The YRC called May 27 Political Corruption Friday and not Second Day of Rage because they had different demands. “We did not call for a constitution before the parliamentary elections or a presidential council or a sit-in,” el-Qasas said. They were calling only for trials of corrupt figures of the old regime.

The coordination between the MB youth and the YRC began on the first day of the Egyptian revolution, January 25 and has continued since then. “The decisions of the MB don’t reflect on us and I think the MB did that to eliminate the role of the YRC,” Shady Ghazaly Harb, a member of the YRC told Ahram Online.

Moreover, the Ikhwan Online editor, Abdel Gelil el-Sharnouby resigned today in protest over the MB’s official statement released on the Second Day of Rage.

The MB refused to take part in the Second Day of Rage and released a statement on 27 May that said: “The Muslim Brotherhood group is very worried about Friday protests and we ask to whom this anger is directed now?”

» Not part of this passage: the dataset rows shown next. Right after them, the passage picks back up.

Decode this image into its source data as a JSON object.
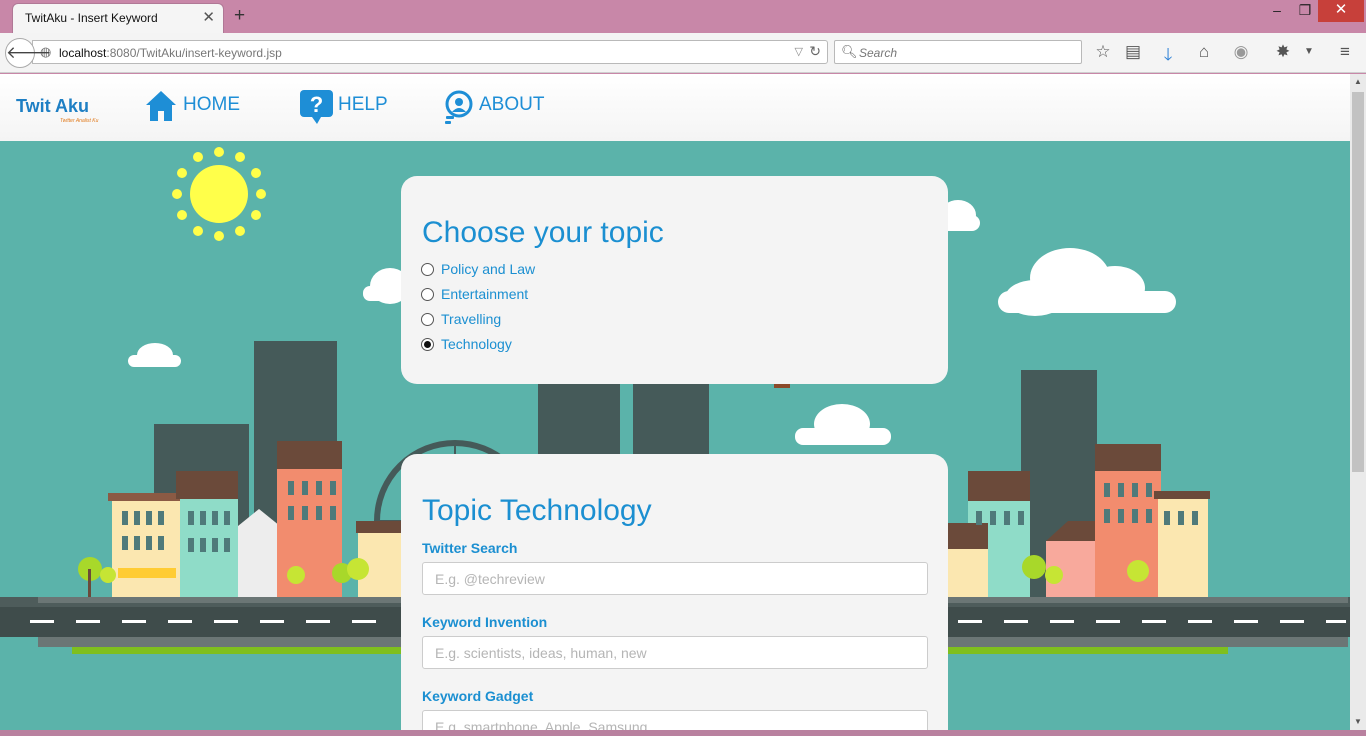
{
  "browser": {
    "tab_title": "TwitAku - Insert Keyword",
    "url_host": "localhost",
    "url_rest": ":8080/TwitAku/insert-keyword.jsp",
    "search_placeholder": "Search"
  },
  "site": {
    "logo": "Twit Aku",
    "logo_tagline": "Twitter Analist Ku",
    "nav": [
      {
        "label": "HOME",
        "icon": "house-icon"
      },
      {
        "label": "HELP",
        "icon": "question-bubble-icon"
      },
      {
        "label": "ABOUT",
        "icon": "lightbulb-face-icon"
      }
    ]
  },
  "topic_card": {
    "title": "Choose your topic",
    "options": [
      {
        "label": "Policy and Law",
        "checked": false
      },
      {
        "label": "Entertainment",
        "checked": false
      },
      {
        "label": "Travelling",
        "checked": false
      },
      {
        "label": "Technology",
        "checked": true
      }
    ]
  },
  "form_card": {
    "title": "Topic Technology",
    "fields": [
      {
        "label": "Twitter Search",
        "placeholder": "E.g. @techreview",
        "value": ""
      },
      {
        "label": "Keyword Invention",
        "placeholder": "E.g. scientists, ideas, human, new",
        "value": ""
      },
      {
        "label": "Keyword Gadget",
        "placeholder": "E.g. smartphone, Apple, Samsung",
        "value": ""
      }
    ]
  },
  "colors": {
    "accent": "#1b8fd1",
    "sky": "#5bb3aa",
    "browser_frame": "#c887a8",
    "card_bg": "#f4f4f4"
  }
}
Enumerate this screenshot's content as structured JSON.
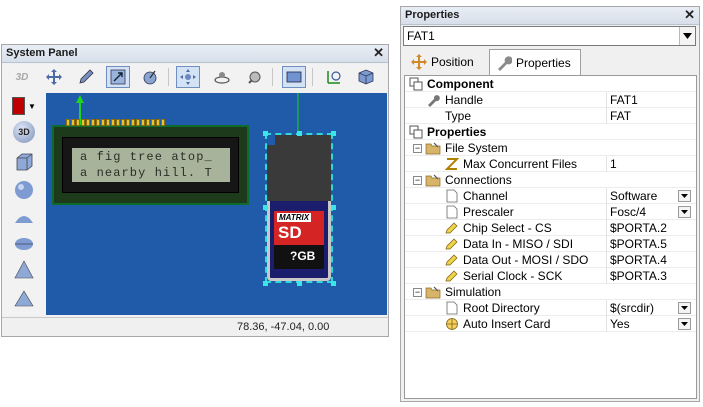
{
  "system_panel": {
    "title": "System Panel",
    "toolbar_3d_label": "3D",
    "left_3d_label": "3D",
    "lcd": {
      "line1": "a fig tree atop_",
      "line2": "a nearby hill. T"
    },
    "sd_card": {
      "brand": "MATRIX",
      "type": "SD",
      "capacity": "?GB"
    },
    "status_coords": "78.36, -47.04, 0.00"
  },
  "properties_panel": {
    "title": "Properties",
    "selected_component": "FAT1",
    "tabs": [
      "Position",
      "Properties"
    ],
    "rows": [
      {
        "kind": "cat",
        "level": 0,
        "name": "Component",
        "value": "",
        "dropdown": false,
        "icon": "component-icon"
      },
      {
        "kind": "prop",
        "level": 1,
        "name": "Handle",
        "value": "FAT1",
        "dropdown": false,
        "icon": "wrench-icon"
      },
      {
        "kind": "prop",
        "level": 1,
        "name": "Type",
        "value": "FAT",
        "dropdown": false,
        "icon": "none"
      },
      {
        "kind": "cat",
        "level": 0,
        "name": "Properties",
        "value": "",
        "dropdown": false,
        "icon": "properties-icon"
      },
      {
        "kind": "sub",
        "level": 1,
        "name": "File System",
        "value": "",
        "dropdown": false,
        "icon": "folder-icon"
      },
      {
        "kind": "prop",
        "level": 2,
        "name": "Max Concurrent Files",
        "value": "1",
        "dropdown": false,
        "icon": "z-icon"
      },
      {
        "kind": "sub",
        "level": 1,
        "name": "Connections",
        "value": "",
        "dropdown": false,
        "icon": "folder-icon"
      },
      {
        "kind": "prop",
        "level": 2,
        "name": "Channel",
        "value": "Software",
        "dropdown": true,
        "icon": "page-icon"
      },
      {
        "kind": "prop",
        "level": 2,
        "name": "Prescaler",
        "value": "Fosc/4",
        "dropdown": true,
        "icon": "page-icon"
      },
      {
        "kind": "prop",
        "level": 2,
        "name": "Chip Select - CS",
        "value": "$PORTA.2",
        "dropdown": false,
        "icon": "pencil-icon"
      },
      {
        "kind": "prop",
        "level": 2,
        "name": "Data In - MISO / SDI",
        "value": "$PORTA.5",
        "dropdown": false,
        "icon": "pencil-icon"
      },
      {
        "kind": "prop",
        "level": 2,
        "name": "Data Out - MOSI / SDO",
        "value": "$PORTA.4",
        "dropdown": false,
        "icon": "pencil-icon"
      },
      {
        "kind": "prop",
        "level": 2,
        "name": "Serial Clock - SCK",
        "value": "$PORTA.3",
        "dropdown": false,
        "icon": "pencil-icon"
      },
      {
        "kind": "sub",
        "level": 1,
        "name": "Simulation",
        "value": "",
        "dropdown": false,
        "icon": "folder-icon"
      },
      {
        "kind": "prop",
        "level": 2,
        "name": "Root Directory",
        "value": "$(srcdir)",
        "dropdown": true,
        "icon": "page-icon"
      },
      {
        "kind": "prop",
        "level": 2,
        "name": "Auto Insert Card",
        "value": "Yes",
        "dropdown": true,
        "icon": "crosshair-icon"
      }
    ]
  },
  "colors": {
    "canvas_blue": "#1f5ba8",
    "selection_cyan": "#2ed9d9",
    "color_swatch": "#c00000"
  }
}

The statement said the group sees these protests as either a revolution against the majority of the Egyptian people or a dispute between the Egyptian people and the military represented by the Supreme Council of Armed Forces. They asked Egyptian people to stop this.

Interestingly, around 100,000 protesters were at Tahrir Square on the Second Day of Rage, raising questions about the actual weight of the MB among Egyptians.